The Road to Profitable Ridehailing

Raphael Gindrat
Bestmile
Published in
3 min readFeb 21, 2020

Peer-to-peer ridehailing services took the mobility world by storm when they arrived in cities, delighting customers with a convenient, inexpensive way to get around. While popular and growing, the services are notoriously unprofitable for the businesses operating them, and increasingly for drivers also. This is due in part to the inefficiency of the peer-to-peer model — it floods cities with vehicles so that a convenient ride is always at hand. As a result, vehicles are empty most of the time, frustrating cities with clogged streets and leaving drivers to compete with one another for travelers.

Business photo created by jannoon028

Is it possible to remedy this with a business that can satisfy both drivers and travelers? It is, with fleet orchestration that dynamically balances supply and demand to make sure that vehicles are utilized such that empty miles are minimized, and that drivers receive a fair wage. Getting there requires overcoming some important challenges and Bestmile, with our fleet orchestration platform, has helped upstart ridehailing service deliver profitable services using professional drivers and private fleets. Here are three key challenges that must be overcome.

1. Service design
Critical to profitable ridehailing is the balance of supply and demand. It all starts with service design, which involves using realistic demand data to accurately determine the fleet size, locations, capacities, and schedules that will meet defined metrics for vehicle/driver utilization. Getting service design right in advance of deployment shortens the road to profitability.

2. Passenger experience
Carrying more paying customers per vehicle increases utilization and revenue. Offering a positive passenger experience will drive adoption. This means providing accurate pickup times, ride times, and wait times. Balancing the tradeoffs between trip convenience and vehicle utilization is tricky. Understanding the acceptable passenger experience outcomes that will maximize revenue per vehicle also accelerates profitability.

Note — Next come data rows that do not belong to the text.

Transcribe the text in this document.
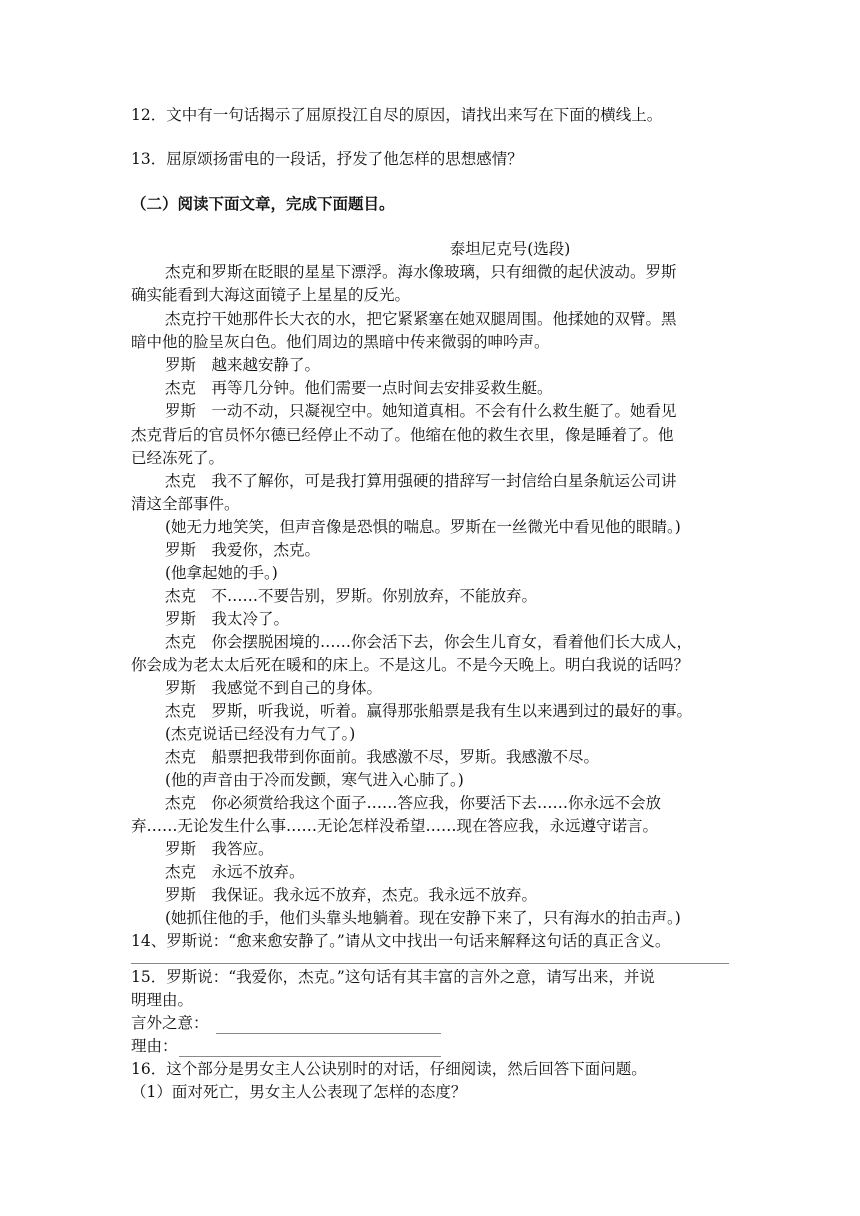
12．文中有一句话揭示了屈原投江自尽的原因，请找出来写在下面的横线上。
13．屈原颂扬雷电的一段话，抒发了他怎样的思想感情？
（二）阅读下面文章，完成下面题目。
泰坦尼克号(选段)
杰克和罗斯在眨眼的星星下漂浮。海水像玻璃，只有细微的起伏波动。罗斯
确实能看到大海这面镜子上星星的反光。
杰克拧干她那件长大衣的水，把它紧紧塞在她双腿周围。他揉她的双臂。黑
暗中他的脸呈灰白色。他们周边的黑暗中传来微弱的呻吟声。
罗斯　越来越安静了。
杰克　再等几分钟。他们需要一点时间去安排妥救生艇。
罗斯　一动不动，只凝视空中。她知道真相。不会有什么救生艇了。她看见
杰克背后的官员怀尔德已经停止不动了。他缩在他的救生衣里，像是睡着了。他
已经冻死了。
杰克　我不了解你，可是我打算用强硬的措辞写一封信给白星条航运公司讲
清这全部事件。
(她无力地笑笑，但声音像是恐惧的喘息。罗斯在一丝微光中看见他的眼睛。)
罗斯　我爱你，杰克。
(他拿起她的手。)
杰克　不……不要告别，罗斯。你别放弃，不能放弃。
罗斯　我太冷了。
杰克　你会摆脱困境的……你会活下去，你会生儿育女，看着他们长大成人，
你会成为老太太后死在暖和的床上。不是这儿。不是今天晚上。明白我说的话吗？
罗斯　我感觉不到自己的身体。
杰克　罗斯，听我说，听着。赢得那张船票是我有生以来遇到过的最好的事。
(杰克说话已经没有力气了。)
杰克　船票把我带到你面前。我感激不尽，罗斯。我感激不尽。
(他的声音由于冷而发颤，寒气进入心肺了。)
杰克　你必须赏给我这个面子……答应我，你要活下去……你永远不会放
弃……无论发生什么事……无论怎样没希望……现在答应我，永远遵守诺言。
罗斯　我答应。
杰克　永远不放弃。
罗斯　我保证。我永远不放弃，杰克。我永远不放弃。
(她抓住他的手，他们头靠头地躺着。现在安静下来了，只有海水的拍击声。)
14、罗斯说：“愈来愈安静了。”请从文中找出一句话来解释这句话的真正含义。
15．罗斯说：“我爱你，杰克。”这句话有其丰富的言外之意，请写出来，并说
明理由。
言外之意：
理由：
16．这个部分是男女主人公诀别时的对话，仔细阅读，然后回答下面问题。
（1）面对死亡，男女主人公表现了怎样的态度？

3. Software development — to build or buy
Peer-to-peer ridehailing companies have been called software companies, not mobility companies because they don’t own vehicles. Whether mobility providers can or want to develop their own software for all or part of a ridehailing business is important to determine.

Show Me the Money

Are any mobility providers delivering the kind of services that answers these challenges with paid drivers and a private fleet without breaking the bank? Yes. U.S.-based Alto offers just that in Dallas, Texas. The founders realized that safety is a key factor in peoples’ mobility choices and decided to use professional drivers and 5-star safety-rated vehicles as a competitive advantage. Alto used Bestmile’s Fleet Orchestration Platform to design the service and to continue to optimize the service as it grows. Launched in early 2019, Alto has delivered more than 100,000 rides and recently announced plans to expand into additional cities in Texas and California.

Fleet orchestration is the key to Alto’s efficiency. The Bestmile Platform receives ride requests in real time, sends missions to drivers based on the optimal vehicle location within set criteria for ride times and wait times, while taking into account future demand based on historical and real time data. The platform also includes optional customizable driver and traveler mobile apps and a dashboard for fleet monitoring. Alto decided to develop its own mobile booking and payment app, using Bestmile’s Booking API, in order to offer value-added features — passengers can select the music, temperature, desired conversation level — what Alto calls the “vibe.”

Most importantly, the operations of Alto are profitable. While the company invests heavily in marketing and in expansion, on a per ride basis it makes money, which is attracting more investment, enabling the service to grow even faster.